ANAHEIM -- John Gibson had the sound and look of a world-weary player.
You wouldn't think it would be possible since the Anaheim Ducks goaltender is 23 years old and is in the first long playoff run of his NHL career. Gibson was meeting with the media not long after the Nashville Predators secured a 3-2 win in overtime in Game 1 of the Western Conference Final at Honda Center on Friday.
James Neal had the winner, at 9:24 of overtime, and his shot from the left circle went in off Ducks forward Corey Perry, who was in front of Gibson.
[RELATED: Complete Ducks vs. Predators series coverage | Predators again off to good start with Game 1 OT win]
Another night, another bizarre goal.
"It's been going on all playoffs," Gibson said. "So no different."
The flukes, the odd bounces and goals off teammates would test the patience of even a seasoned veteran. Gibson made an NHL postseason career-high 43 saves and was especially busy through the first 40 minutes. Nashville outshot Anaheim 15-6 after one period, 32-17 after two and 46-29 in the game.
"You can see the shots, they were coming pretty hard there," defenseman Sami Vatanen said. "We didn't have the skating legs maybe going at that time. [Gibson] made huge saves and kept us in the game and after that it opened up. He's been good this year, like all our goalies."
Ducks coach Randy Carlyle said they can't afford to have a slow start in Game 2 on Sunday.
"We were pretty inept in what we were doing and we were receiving the game," Carlyle said. "Our goaltender should get full credit for keeping us in the game."

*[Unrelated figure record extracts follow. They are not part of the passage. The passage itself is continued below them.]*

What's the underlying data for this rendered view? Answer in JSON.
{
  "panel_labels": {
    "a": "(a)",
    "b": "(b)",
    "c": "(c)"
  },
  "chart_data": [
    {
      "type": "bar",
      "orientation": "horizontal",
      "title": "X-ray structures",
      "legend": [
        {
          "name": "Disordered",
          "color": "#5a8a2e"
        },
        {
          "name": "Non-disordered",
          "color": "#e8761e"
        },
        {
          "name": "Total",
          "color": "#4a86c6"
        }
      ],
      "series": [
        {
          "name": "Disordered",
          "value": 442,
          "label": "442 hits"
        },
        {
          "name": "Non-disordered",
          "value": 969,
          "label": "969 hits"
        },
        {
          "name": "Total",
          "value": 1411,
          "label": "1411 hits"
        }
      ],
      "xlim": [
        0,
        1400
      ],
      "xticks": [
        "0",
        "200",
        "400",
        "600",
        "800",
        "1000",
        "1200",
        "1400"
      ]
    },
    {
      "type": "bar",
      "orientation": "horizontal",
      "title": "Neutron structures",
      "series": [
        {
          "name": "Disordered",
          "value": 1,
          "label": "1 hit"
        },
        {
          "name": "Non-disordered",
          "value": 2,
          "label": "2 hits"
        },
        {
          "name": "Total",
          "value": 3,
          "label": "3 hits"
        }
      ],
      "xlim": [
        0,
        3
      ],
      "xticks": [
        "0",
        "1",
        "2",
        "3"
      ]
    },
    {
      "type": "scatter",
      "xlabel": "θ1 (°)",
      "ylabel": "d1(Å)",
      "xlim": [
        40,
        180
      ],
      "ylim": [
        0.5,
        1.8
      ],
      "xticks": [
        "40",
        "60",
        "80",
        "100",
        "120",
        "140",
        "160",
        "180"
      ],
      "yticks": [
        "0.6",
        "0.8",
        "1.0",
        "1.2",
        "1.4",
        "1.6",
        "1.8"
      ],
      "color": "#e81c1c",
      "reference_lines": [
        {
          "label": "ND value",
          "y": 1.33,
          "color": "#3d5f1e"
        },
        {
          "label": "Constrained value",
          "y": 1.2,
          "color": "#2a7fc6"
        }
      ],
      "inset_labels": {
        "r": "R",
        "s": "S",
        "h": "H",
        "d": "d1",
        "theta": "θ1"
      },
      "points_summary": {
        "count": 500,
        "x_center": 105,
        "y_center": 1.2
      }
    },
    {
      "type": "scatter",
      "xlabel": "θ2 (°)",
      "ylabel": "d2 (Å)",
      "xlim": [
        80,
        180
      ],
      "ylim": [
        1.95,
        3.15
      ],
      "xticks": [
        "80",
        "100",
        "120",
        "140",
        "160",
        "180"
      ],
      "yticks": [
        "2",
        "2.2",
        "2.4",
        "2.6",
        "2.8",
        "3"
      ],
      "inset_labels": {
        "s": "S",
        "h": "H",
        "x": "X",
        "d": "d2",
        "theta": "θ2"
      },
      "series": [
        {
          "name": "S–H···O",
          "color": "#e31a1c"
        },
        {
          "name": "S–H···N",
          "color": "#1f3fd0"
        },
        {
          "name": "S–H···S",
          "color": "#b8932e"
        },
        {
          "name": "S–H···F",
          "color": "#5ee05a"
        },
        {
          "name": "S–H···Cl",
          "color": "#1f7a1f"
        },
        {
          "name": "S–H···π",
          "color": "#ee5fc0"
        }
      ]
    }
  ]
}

Video: NSH@ANA, Gm1: Carlyle on tough OT loss in Game 1
The Predators had a great chance to take the lead in the third period with the game tied 2-2. Ducks forward Ryan Getzlaf was called for delay of game [puck over glass] at 9:57 and forward Nate Thompson was assessed the same penalty at 10:30.
Nashville had a two-man advantage for 1:28 but couldn't convert. The Ducks had a stellar penalty-killing sequence in which defenseman Cam Fowler blocked a Roman Josi shot, center Ryan Kesler blocked a P.K. Subban shot and Gibson denied another Josi scoring bid.
Carlyle described himself as a "traditionalist" when it comes to the automatic delay of game penalty.
"I think that it's a real tough penalty to be called," he said. "From my personal perspective, I would rather not see it in the game because it puts too much pressure in situations, as we just experienced.
"We didn't get burned by it tonight but it definitely can be a difference-maker, and you start talking about difference-makers in the Stanley Cup Playoffs, and it can make the difference of going on and playing in the next round versus not."
The Ducks' penalty-killing effort ignited the Honda Center crowd and it got even more spirited and nosier when Nashville forward Ryan Johansen went off at 14:06 for slashing Kesler.
Video: NSH@ANA, Gm1: Gibson lunges across to deny Josi
The Ducks have been floundering on the power play in the playoffs [5 for 40, 12.5 percent] and couldn't get the go-ahead goal. They went 0 for 4 against the Predators and Ducks defenseman Hampus Lindholm addressed the loss of momentum after the failure on their final power play.
"I don't know how many power plays we had tonight but we have to get some momentum from that," Lindholm said. "Or at least play good, so our guys get going and try to get one in. When you kill a 5-on-3 like that, and then you get a power play yourself, you need to [score]. That's where you have the ball in your hand."
Or the puck on your stick. But you get the general idea.
So it's back to more heavy lifting for the Ducks. They lost the first two games at home in the second round against the Edmonton Oilers and took back home ice by winning twice at Edmonton.
Vatanen said they will call upon their poise and experience … again.
"We have a confident group here," he said. "We don't let the gas [pedal] off in what we want to do. We just keep doing the same things and we never start to hesitate in this locker room. We just keep going and we know we can come back."